AMERICAN POLITICS HAS BECOME AN ECCCHHHOOO CHAMBER!

 Weekly Opinion Editorial 


WHO DEFINES EXTREMISM?

by Steve Fair

 

     Wasteful government spending is not new or a surprise.  The Heritage Foundation says the federal government has lost almost $2.4 trillion in simple payment errors over the last twenty years.  Improper/incorrect payments cost taxpayers $247 billion each year.  From 2011-2014, the late Senator Tom Coburn, (R-OK) published “The Wastebook.”  Coburn found taxpayers funded an $856,000 federal grant to train mountain lions to walk on treadmills.  During the war in Afghanistan, the Department of Defense erroneously bought $28 million dollars of forest camouflage uniforms to be used in the deserts of Afghanistan.  Opps!

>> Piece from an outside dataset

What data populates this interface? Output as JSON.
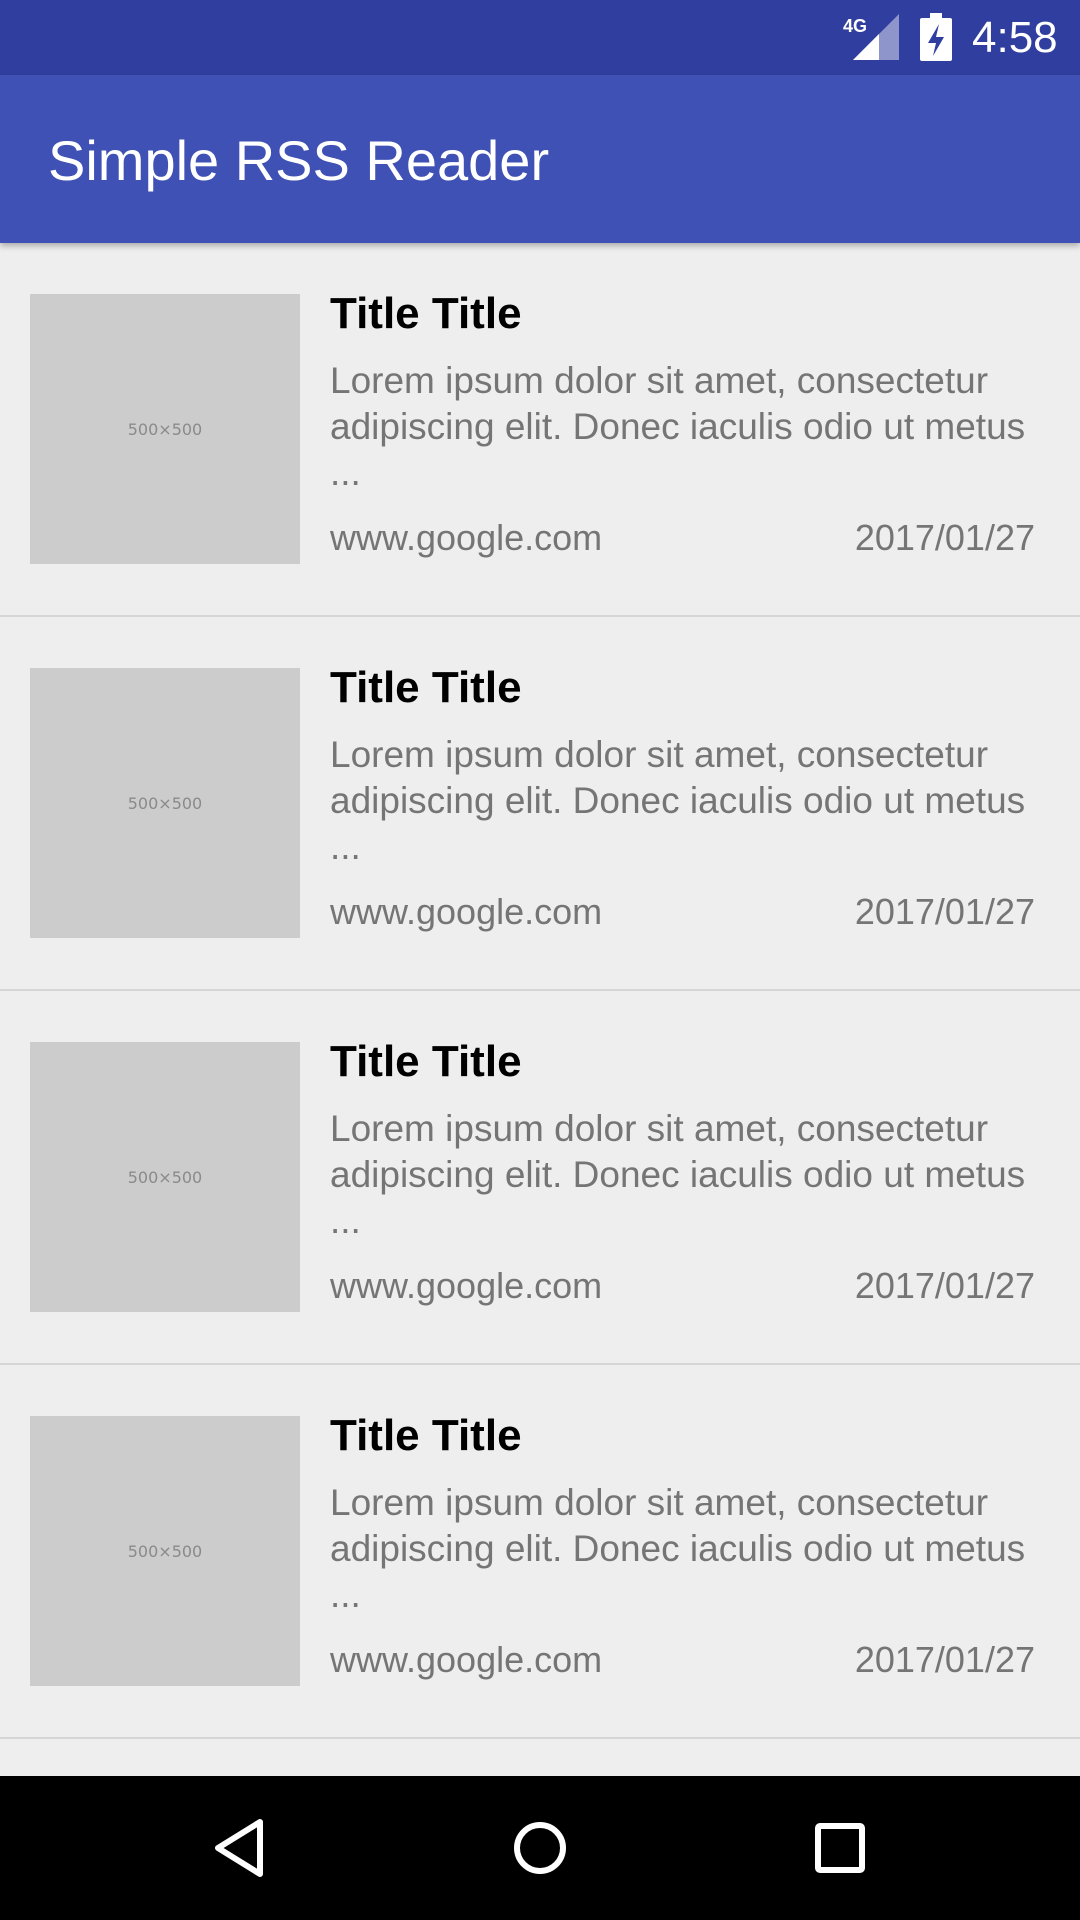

Squandering taxpayer money by not being a good steward is one thing, but when the government uses taxpayer money to attack political ideology and free speech, that’s something else.

     In February of 2023, the University of Rhode Island’s Media Education Lab (URIMEL) was awarded a $700,000 federal grant by the Department of Homeland Security’s (DHS) counterterrorism program to use propaganda to attack conservatives.    “Propaganda can also be used for socially beneficial purposes,”  URIMEL’s grant application read.  “The U.S. has long made use of beneficial propaganda during WWI, WWII, and the Cold War.” 

     URIMEL has used the grant money to write blog posts attacking former President Donald Trump and his supporters.  They conduct seminars (Courageous RI) for the stated purpose of countering disinformation, enhancing civic participation and improving media literacy.  They used tax dollars to pay young people to post on social media attacking conservative policies.  Three observations:

     First, tax dollars used to attack free speech should be a non-partisan issue.  No matter what political ideology, all Americans should be outraged their government is using tax dollars to attack free speech.  In America, a fundamental basic right is for each citizen to have a right to their opinion/values/convictions.  Their view may be wrong in other’s eyes, but the right to be wrong should be respected.  URIMEL’s stated mission is to prevent rising violence and extremism in Rhode Island with authentic and respectful conversation.  But who determines what is extreme?  What is considered authentic, respectful conversation and who makes that judgment?  If it is the Party in power, then extremism changes with who is in charge. 

      Second, it is not government’s function to dispense propaganda.  In America, government’s job is to make laws, implement and execute those laws and adjudicate them as necessary.  Government’s purpose doesn’t include publicizing a particular political point of view, promoting a political cause, or attacking fellow American’s perspective.  Governing policies may contradict one another from administration to administration, but using taxpayer dollars to brainwash fellow citizens is improper. 

     Third, politics has become an echo chamber.  Americans live in an environment where they encounter only beliefs and opinions that coincide with their own.  Alternative views are never considered.  Graciously allowing someone to disagree with a viewpoint is considered weak and lacking in character.   People are placated and told what they want to hear by media and politicos.  Considering a differing view could be right is considered sacrilegious and inexcusable.  People who agree 80% of the time are political enemies because they focus on the 20%.  Nothing gets done because no one will concede any ground or barter. 

     Edmund Burke said, “All government, indeed every human benefit and enjoyment, every virtue, and every prudent act, is founded on compromise and barter.”  Compromise and barter are dirty words in modern American politics.

      Taxpayers should be up in arms tax dollars are being used to attack conservatives.  The URIMEL grant should be revoked/repealed/canceled and the DHS officials who approved it should be held accountable.  Those bureacrats are the extremists.